Lord-Alge himself was impressed. “It was right on the mark,” he says. He considers Hundley to be “a cat of my caliber,” one who, unlike many engineers he’s encountered, stands by his decisions.
The elder engineer has taken on a mentor role for Hundley. He says Hundley occasionally texts him with professional questions, though it’s mostly for assurance. “To be honest,” Lord-Alge says, “he already knows the answer.”
‘We’ve grown together’
By Hundley’s estimate, he’s worked out of just about every studio in town. For a few months, he even ran a studio inside a casita at Pawn Stars cast member Chumlee’s house, where he recorded rap weirdo Riff Raff’s 2016 LP, Peach Panther.
But of all the artists he works with, Hundley wants Yowda to win the most. Built like a linebacker, the Las Vegas rapper operates as a street documentarian, chronicling the city’s grittier side in his brash tracks. He’s worked with Hundley since 2013 after the engineer subbed for a recording session. “We stuck like glue after that,” Yowda says. Since then, they’ve recorded more than 1,400 songs together. Yowda, who signed to Rick Ross’ Maybach Music Group in late 2014, has in turn helped to raise Hundley’s profile, securing him work with other artists on the roster, including Ross himself.
“He’s grown as an engineer. I’ve grown as a rapper. We’ve grown together,” Yowda says. The two are, as Yowda puts it, “from two different sides of the field.” But that’s putting it lightly. Compared to Yowda’s life, Hundley’s not even in the same stadium. As he tells it, Yowda has spent his life on the streets. He’s been shot. He’s done prison time. He’s constantly harassed by police. Despite their differences, or, rather, because of it, the two have formed a brotherly bond.
“He makes me rap on stuff that I usually won’t,” Yowda says. Perhaps more than his highly discerning ear, it’s Hundley’s earnest enthusiasm and different perspective that turn clients into fans and friends. “I can see the pathway a young artist can have, better than they do,” Hundley says.

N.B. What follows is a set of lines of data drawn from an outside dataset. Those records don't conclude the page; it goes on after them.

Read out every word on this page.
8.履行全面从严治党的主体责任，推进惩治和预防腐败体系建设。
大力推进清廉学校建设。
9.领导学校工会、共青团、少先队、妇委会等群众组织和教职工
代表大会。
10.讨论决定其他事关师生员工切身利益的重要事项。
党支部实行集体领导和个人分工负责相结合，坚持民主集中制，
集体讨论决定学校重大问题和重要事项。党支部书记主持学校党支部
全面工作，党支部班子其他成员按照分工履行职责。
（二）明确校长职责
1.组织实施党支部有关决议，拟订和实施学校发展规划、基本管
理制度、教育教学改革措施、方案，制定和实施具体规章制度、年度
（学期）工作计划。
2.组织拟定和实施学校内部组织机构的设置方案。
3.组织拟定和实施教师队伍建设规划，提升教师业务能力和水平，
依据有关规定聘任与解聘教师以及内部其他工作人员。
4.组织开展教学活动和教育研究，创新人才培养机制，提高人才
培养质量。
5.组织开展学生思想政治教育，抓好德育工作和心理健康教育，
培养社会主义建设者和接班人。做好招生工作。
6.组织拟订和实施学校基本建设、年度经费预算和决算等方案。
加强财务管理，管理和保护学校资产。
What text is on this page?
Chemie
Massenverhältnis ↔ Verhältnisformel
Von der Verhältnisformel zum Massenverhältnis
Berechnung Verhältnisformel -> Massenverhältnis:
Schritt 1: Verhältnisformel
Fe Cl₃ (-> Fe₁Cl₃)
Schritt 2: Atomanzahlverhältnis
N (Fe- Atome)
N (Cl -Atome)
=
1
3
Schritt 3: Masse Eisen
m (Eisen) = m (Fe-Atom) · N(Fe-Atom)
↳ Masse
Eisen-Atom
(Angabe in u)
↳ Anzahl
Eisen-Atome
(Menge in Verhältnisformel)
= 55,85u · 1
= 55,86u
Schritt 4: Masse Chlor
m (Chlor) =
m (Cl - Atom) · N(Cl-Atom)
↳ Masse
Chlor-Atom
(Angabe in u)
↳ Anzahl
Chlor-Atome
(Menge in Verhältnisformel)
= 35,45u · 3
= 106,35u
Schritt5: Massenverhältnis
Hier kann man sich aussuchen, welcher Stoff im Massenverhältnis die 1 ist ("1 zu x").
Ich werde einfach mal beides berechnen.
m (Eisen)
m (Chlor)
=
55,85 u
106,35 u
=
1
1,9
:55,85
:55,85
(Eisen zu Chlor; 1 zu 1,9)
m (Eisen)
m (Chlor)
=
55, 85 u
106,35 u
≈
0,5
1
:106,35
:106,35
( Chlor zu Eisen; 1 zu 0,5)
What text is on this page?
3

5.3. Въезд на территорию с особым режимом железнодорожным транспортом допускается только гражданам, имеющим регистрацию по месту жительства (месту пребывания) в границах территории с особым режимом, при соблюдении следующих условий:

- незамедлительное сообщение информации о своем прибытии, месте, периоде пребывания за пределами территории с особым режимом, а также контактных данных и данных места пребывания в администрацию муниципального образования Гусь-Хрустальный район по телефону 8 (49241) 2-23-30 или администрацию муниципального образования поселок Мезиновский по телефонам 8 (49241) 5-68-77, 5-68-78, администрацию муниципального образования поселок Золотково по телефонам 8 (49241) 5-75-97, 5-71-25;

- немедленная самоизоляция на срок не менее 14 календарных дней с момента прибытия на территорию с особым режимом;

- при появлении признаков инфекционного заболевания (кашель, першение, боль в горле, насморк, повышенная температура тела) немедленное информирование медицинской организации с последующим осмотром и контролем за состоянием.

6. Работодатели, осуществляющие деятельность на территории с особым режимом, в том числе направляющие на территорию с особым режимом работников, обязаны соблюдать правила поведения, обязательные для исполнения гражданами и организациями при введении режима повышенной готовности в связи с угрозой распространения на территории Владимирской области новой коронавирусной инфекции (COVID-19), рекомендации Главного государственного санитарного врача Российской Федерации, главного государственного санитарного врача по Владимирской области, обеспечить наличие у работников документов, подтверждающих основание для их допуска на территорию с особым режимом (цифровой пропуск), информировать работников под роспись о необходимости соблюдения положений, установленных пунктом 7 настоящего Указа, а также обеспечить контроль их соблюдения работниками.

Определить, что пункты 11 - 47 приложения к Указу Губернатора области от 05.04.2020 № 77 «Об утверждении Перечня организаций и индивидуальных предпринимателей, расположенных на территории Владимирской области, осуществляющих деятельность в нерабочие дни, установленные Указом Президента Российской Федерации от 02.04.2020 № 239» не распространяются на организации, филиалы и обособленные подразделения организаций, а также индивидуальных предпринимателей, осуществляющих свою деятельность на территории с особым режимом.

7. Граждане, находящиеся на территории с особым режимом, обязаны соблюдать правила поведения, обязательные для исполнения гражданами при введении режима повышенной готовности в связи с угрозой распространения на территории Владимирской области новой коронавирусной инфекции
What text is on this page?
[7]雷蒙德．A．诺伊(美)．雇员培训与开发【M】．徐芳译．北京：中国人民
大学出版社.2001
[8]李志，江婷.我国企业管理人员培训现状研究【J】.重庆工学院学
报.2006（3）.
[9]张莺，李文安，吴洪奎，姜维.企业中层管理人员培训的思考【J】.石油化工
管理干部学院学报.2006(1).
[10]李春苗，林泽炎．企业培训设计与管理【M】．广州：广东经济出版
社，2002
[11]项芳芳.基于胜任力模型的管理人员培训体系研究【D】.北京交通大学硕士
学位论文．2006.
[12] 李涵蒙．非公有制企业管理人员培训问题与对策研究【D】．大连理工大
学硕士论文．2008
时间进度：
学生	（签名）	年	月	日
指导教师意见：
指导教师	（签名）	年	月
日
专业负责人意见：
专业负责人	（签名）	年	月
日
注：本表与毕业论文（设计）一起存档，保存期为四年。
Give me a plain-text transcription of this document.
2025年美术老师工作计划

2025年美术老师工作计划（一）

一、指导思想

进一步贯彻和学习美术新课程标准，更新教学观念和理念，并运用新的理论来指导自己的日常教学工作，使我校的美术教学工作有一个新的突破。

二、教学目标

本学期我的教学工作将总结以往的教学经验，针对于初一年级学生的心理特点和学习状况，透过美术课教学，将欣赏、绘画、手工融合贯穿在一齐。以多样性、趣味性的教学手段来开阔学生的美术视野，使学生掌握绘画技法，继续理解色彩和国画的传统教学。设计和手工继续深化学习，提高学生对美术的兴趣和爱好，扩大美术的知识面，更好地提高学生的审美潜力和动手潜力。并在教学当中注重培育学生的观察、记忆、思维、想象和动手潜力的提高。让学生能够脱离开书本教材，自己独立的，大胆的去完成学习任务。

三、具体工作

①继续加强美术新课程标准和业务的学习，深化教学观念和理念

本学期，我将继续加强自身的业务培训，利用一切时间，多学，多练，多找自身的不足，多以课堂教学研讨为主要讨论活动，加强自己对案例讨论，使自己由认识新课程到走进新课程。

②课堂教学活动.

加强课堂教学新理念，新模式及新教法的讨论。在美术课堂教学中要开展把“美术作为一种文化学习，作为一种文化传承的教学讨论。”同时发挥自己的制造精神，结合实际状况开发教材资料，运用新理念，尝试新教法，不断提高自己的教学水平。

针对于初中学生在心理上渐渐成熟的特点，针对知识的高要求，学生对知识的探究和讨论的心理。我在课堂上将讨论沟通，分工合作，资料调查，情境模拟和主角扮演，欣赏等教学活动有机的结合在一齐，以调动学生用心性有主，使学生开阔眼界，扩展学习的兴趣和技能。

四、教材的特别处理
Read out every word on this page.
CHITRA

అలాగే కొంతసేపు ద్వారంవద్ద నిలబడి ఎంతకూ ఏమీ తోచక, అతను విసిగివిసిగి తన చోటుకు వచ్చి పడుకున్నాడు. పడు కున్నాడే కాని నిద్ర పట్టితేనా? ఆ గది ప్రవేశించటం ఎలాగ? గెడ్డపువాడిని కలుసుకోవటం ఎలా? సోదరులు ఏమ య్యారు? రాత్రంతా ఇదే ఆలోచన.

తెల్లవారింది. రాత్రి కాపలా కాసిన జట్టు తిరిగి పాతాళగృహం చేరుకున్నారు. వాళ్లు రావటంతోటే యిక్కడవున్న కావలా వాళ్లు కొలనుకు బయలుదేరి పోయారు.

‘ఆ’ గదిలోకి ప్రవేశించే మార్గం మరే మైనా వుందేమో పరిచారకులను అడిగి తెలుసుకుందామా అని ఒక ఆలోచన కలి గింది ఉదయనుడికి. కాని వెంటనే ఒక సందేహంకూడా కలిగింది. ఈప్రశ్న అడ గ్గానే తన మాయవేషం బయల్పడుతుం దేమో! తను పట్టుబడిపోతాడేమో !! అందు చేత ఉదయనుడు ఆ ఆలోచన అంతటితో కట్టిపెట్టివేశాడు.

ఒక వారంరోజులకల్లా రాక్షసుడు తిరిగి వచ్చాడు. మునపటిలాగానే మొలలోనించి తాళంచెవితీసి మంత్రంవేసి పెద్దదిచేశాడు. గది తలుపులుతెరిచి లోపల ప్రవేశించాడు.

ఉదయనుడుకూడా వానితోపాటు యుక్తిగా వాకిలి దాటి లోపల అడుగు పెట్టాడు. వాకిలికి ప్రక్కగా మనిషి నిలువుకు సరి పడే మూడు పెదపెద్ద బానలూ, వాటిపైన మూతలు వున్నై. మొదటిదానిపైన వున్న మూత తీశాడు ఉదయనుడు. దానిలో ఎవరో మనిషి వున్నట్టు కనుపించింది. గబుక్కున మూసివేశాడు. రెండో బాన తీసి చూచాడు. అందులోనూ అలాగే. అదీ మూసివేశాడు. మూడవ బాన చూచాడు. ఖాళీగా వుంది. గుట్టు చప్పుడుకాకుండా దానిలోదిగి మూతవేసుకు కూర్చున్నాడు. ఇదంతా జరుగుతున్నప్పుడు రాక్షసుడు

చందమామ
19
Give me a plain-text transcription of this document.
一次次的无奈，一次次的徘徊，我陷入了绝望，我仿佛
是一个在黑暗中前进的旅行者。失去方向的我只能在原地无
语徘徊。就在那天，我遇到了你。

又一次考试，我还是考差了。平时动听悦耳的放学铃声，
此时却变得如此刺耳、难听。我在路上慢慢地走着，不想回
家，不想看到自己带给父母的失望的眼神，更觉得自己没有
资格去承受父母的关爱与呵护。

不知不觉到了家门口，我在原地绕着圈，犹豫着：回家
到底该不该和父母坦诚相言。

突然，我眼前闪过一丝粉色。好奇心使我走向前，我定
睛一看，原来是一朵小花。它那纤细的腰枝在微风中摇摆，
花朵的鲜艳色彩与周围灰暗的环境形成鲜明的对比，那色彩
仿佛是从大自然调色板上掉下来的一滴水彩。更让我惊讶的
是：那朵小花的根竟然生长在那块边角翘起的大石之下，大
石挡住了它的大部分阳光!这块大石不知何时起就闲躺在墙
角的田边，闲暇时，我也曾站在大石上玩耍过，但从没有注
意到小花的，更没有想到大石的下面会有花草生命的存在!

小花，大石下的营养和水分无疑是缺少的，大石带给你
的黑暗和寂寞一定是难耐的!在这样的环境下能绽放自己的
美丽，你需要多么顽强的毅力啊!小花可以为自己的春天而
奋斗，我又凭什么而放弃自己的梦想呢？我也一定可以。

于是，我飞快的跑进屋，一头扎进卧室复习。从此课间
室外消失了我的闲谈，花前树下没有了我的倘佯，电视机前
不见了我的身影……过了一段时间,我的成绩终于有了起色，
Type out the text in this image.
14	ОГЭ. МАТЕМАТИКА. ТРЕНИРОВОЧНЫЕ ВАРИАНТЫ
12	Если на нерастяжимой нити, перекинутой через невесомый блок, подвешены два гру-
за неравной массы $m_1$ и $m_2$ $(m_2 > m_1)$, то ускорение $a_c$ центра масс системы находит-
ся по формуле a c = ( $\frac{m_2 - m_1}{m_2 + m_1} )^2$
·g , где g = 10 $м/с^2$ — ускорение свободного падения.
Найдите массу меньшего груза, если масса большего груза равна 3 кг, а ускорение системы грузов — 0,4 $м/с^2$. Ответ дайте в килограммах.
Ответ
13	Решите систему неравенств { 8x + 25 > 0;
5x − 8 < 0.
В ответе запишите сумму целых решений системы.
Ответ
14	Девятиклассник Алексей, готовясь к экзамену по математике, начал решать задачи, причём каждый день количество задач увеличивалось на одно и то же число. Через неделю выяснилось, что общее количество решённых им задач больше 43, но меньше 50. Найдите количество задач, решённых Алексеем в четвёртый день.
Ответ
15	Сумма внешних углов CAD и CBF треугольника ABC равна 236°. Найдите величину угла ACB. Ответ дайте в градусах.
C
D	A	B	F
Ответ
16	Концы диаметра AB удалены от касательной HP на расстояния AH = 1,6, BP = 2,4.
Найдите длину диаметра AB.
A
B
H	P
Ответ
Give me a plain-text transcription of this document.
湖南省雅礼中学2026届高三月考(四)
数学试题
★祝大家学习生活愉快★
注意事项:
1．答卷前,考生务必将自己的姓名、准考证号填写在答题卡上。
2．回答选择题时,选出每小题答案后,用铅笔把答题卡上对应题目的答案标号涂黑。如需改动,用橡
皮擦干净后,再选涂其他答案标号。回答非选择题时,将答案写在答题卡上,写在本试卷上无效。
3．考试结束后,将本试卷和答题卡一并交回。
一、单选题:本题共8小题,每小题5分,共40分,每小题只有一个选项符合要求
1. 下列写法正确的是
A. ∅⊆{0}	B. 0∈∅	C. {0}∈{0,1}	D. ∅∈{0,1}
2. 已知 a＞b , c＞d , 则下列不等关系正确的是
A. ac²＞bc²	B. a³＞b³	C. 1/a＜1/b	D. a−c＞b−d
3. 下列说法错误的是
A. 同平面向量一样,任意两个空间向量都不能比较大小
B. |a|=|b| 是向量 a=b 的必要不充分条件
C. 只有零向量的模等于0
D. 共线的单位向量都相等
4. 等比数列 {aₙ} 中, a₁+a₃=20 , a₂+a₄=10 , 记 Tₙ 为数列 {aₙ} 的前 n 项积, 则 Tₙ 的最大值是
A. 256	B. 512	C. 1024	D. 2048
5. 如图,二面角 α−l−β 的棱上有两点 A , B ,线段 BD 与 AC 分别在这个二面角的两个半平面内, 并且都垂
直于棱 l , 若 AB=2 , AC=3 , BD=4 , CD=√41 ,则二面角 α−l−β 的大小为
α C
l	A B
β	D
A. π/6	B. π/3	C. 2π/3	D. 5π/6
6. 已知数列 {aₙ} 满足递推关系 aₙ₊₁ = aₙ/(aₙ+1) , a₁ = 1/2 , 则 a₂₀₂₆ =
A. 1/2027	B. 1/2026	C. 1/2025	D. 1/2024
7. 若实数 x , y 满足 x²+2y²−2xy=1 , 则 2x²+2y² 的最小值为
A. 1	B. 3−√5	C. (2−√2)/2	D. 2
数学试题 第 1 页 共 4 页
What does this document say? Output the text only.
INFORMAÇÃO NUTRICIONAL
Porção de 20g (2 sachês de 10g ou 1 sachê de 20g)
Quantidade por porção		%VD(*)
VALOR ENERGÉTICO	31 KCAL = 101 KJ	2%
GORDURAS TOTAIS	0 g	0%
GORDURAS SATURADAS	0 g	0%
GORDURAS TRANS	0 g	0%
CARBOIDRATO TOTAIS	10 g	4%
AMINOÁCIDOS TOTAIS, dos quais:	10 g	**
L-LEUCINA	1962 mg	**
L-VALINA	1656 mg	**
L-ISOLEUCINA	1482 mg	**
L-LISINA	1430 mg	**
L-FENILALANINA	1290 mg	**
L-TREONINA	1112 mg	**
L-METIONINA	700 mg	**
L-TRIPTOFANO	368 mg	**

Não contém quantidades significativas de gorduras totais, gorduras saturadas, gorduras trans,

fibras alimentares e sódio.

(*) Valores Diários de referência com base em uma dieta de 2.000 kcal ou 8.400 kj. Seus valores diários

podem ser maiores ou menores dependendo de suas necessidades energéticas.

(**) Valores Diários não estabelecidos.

Hundley even makes frequent cameos on Yowda’s Instagram. If the rapper’s life is truly filled with the grim realities of his songs, then Hundley is the comic relief. In a November upload of a FaceTime video, Hundley holds up a stack of twenty-dollar bills to his ear like he’s talking into a phone. “What do you guys do?” he jokes, flashing his snaggletoothed grin before flicking the bills off. It looks impossibly dorky, sure — the skinny white guy trying to make it rain like a baller in a strip club. But that’s not what Yowda sees.
“We don’t consider Pat white. We consider him a homeboy,” Yowda says. “He’s part of the gang to us.”